Three Key Fertility Tracking Gadgets

Three Key Fertility Tracking Gadgets

When you’re trying to get pregnant, so much hinges on trying at exactly the right time. You can only successfully conceive in a relatively precise window around the time when you ovulate – dictated by how long sperm and egg remain fertile in the body. Sperm can survive for up five days, while an egg remains fertile for between twelve and twenty four hours after ovulation so as you can see you have a window of around six days per cycle to try to conceive.

That means there are plenty of gadgets, apps and systems available promising a shortcut to fertility and a successful conception. Today we’re taking a look at three of the best.

OvuSense

One of the most effective ways for a fertility tracker to work is by measuring your basal body temperature. This fluctuates throughout the month and can give you an indication of when you’re due to ovulate, as it drops the day before and then spikes for 72 hours afterwards.

The problem with this method is that your basal body temperature is only available when you’re asleep – so getting up to take your temperature actually disrupts the results!

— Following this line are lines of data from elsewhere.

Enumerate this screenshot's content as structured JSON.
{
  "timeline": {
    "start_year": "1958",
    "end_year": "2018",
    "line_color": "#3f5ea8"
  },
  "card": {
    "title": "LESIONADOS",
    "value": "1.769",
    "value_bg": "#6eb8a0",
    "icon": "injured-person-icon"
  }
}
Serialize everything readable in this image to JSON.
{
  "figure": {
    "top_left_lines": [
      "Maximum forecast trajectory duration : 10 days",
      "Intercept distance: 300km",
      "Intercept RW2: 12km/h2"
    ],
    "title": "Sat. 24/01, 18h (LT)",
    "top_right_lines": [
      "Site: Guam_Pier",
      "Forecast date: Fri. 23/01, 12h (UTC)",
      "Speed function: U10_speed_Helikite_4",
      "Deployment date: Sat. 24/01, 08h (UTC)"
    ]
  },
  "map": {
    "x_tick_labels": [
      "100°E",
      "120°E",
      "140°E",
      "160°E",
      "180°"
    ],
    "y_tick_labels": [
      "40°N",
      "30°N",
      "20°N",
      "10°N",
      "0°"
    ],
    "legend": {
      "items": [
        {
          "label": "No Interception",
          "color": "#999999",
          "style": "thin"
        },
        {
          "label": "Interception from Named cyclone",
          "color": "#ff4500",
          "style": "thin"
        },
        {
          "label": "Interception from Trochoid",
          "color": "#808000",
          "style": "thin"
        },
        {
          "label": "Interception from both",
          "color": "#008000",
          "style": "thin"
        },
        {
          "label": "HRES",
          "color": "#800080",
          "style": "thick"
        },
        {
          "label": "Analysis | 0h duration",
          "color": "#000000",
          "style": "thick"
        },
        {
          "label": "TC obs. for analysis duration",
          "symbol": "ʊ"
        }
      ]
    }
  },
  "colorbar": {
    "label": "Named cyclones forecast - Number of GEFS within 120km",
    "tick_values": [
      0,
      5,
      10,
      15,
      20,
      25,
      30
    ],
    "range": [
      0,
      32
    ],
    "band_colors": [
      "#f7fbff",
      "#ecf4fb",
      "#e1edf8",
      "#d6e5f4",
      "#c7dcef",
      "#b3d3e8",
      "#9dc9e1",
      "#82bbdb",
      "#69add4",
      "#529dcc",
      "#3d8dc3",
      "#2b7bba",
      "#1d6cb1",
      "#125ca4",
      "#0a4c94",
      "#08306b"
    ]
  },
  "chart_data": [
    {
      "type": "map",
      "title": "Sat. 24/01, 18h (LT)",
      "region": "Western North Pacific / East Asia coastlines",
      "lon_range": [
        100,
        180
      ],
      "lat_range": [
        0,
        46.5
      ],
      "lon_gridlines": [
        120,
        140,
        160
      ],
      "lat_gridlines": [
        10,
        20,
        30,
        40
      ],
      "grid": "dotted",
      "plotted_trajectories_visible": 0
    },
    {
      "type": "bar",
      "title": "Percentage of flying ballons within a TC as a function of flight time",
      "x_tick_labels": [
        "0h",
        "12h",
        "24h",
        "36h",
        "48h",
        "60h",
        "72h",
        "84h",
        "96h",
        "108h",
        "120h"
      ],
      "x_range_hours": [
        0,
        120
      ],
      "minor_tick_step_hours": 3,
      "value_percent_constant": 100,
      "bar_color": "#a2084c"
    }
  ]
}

OvuSense monitors your temperature through the night and uses an app to output the results in the form of a prediction of when you’re due to ovulate – which gets more accurate as the algorithm gets to know the specifics of your cycle.

First Response

Ovulation Prediction Kits use hormone measurement rather than temperature to tell you when the best time to get pregnant is. They’re available in many supermarkets and pharmacies, and they work like a pregnancy test – testing your urine for hormone levels. That makes them very convenient, but there are downsides.

They’re an off the shelf product, which means if you have any hormone irregularities, and don’t fit the profile they’re built to, it can make it difficult for them to give you useful results.

This brand starts to solve that problem – it records your hormone levels over several days, and checks the results for deviations from that norm, rather than a set level that’s only useful for a proportion of people.

Fertility Friend

If you don’t want to use a complicated or indeed invasive device to check your fertility directly, then apps are a convenient way forward. Fertility Friend gets our vote for its choice of free or paid options, and the wealth of information and guidance on offer, with the paid variant giving you access to even more analysis and help to find the best time to conceive.